The impact of Coronavirus (Covid-19) has been acute and far reaching. The response to the pandemic requires concerted action from all areas of society, including leaders and policy makers in the sport sector.
The high level of contact between participants and spectators means sporting events can heighten the risk of spreading coronavirus. Government sports agencies, governing bodies and leagues have therefore made difficult but necessary decisions to shut down or restrict professional and community sports activities. This means people have less opportunities to be physically active and enjoy the social interaction sport provides. Many people working in the field have lost their livelihood.
To help sports policymakers and officials make good decisions about sport and exercise during the pandemic the Commonwealth has launched a sport, exercise and physical activity section on its Commonwealth Coronavirus Response Centre.
To help share ideas, this includes a regularly updated list of policies Commonwealth countries are putting into place.
A number of useful lessons and principles have emerged based on the responses across different Commonwealth countries.
The coronavirus situation is changing constantly and misinformation can spread quickly. This makes it vital that sport departments and organisations communicate clearly and often, using official channels, and using channels that can be easily updated
Official websites or social media accounts are better than one-off announcements or letters.
Include links and information from health services when communicating with the sports community.
The sporting community can help with the response to the crisis now and during the rebuilding process. It is important to ask for their input on what they need and how they can help.
The shutdown of sporting activity means many individuals and organisations in the sector will face significant financial challenges over the coming months. This makes it important to assess what funding, staff and volunteers can be reallocated to support a response to coronavirus.
Developing systems to stay in touch with partners and stakeholders will provide support and enable advice to be shared.
The longer social distancing measures are in place the more important the health and wellbeing benefits of staying physical activity will become. Many organisations that have have collated guidelines, resources and workouts to help people exercise while social distancing.

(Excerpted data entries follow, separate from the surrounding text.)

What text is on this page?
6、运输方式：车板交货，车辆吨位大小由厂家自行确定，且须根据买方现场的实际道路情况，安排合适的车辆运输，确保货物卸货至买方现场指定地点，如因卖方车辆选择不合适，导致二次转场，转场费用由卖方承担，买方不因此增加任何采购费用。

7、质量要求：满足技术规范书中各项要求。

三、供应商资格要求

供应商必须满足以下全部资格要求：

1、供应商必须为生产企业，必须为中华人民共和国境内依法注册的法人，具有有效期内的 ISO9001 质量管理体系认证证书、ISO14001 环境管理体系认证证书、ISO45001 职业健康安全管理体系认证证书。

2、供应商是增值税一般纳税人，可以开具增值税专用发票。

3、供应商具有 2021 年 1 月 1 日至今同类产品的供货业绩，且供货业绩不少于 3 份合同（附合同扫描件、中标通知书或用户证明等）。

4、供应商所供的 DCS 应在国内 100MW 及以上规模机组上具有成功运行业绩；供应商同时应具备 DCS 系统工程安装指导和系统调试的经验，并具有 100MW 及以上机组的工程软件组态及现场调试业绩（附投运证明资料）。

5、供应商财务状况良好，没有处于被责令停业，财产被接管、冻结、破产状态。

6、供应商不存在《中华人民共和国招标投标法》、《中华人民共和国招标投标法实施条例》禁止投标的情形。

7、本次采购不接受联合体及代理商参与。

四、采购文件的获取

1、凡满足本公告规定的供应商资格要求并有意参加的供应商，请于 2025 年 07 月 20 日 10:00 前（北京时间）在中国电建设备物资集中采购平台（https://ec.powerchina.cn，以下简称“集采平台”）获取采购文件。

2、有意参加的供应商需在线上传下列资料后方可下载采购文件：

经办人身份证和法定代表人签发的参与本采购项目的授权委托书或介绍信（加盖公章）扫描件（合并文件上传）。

Before the pandemic 32% of women globally did not do enough physical activity verses 24% of men, while people with a disability were twice as likely to be inactive. Physical activity levels also decline with age. It will be important for government sports agencies and sporting organisations to share advice and guidance targeting women and girls, persons with a disability and the elderly as part of efforts to promote physical activity during the pandemic.
As social distancing measures increase so too will the risk of social isolation. Professional and community sports clubs can help maintain social connections even when there’s no sport going on. This can be as simple as sport clubs phoning members for a chat.
Organisations in New Zealand and the United Kingdom have illustrated the role sport organisations can play in help maintaining social connection. While the example of India shows how the volunteer workforce, which included many sport volunteers, could be redeployed to support the coronavirus response.
The immediate focus of countries affected by the Coronavirus must be on the public health response. This means sports activities need to be suspended. This action is necessary but will have wider health, societal and economic impacts.
Keeping people active, maintaining social connections forged through sport and, in the longer term, rebuilding the sector are therefore important responsibilities for sport policy makers and leaders in the field. We hope sharing good practice and pooling our collective knowledge will help with this task.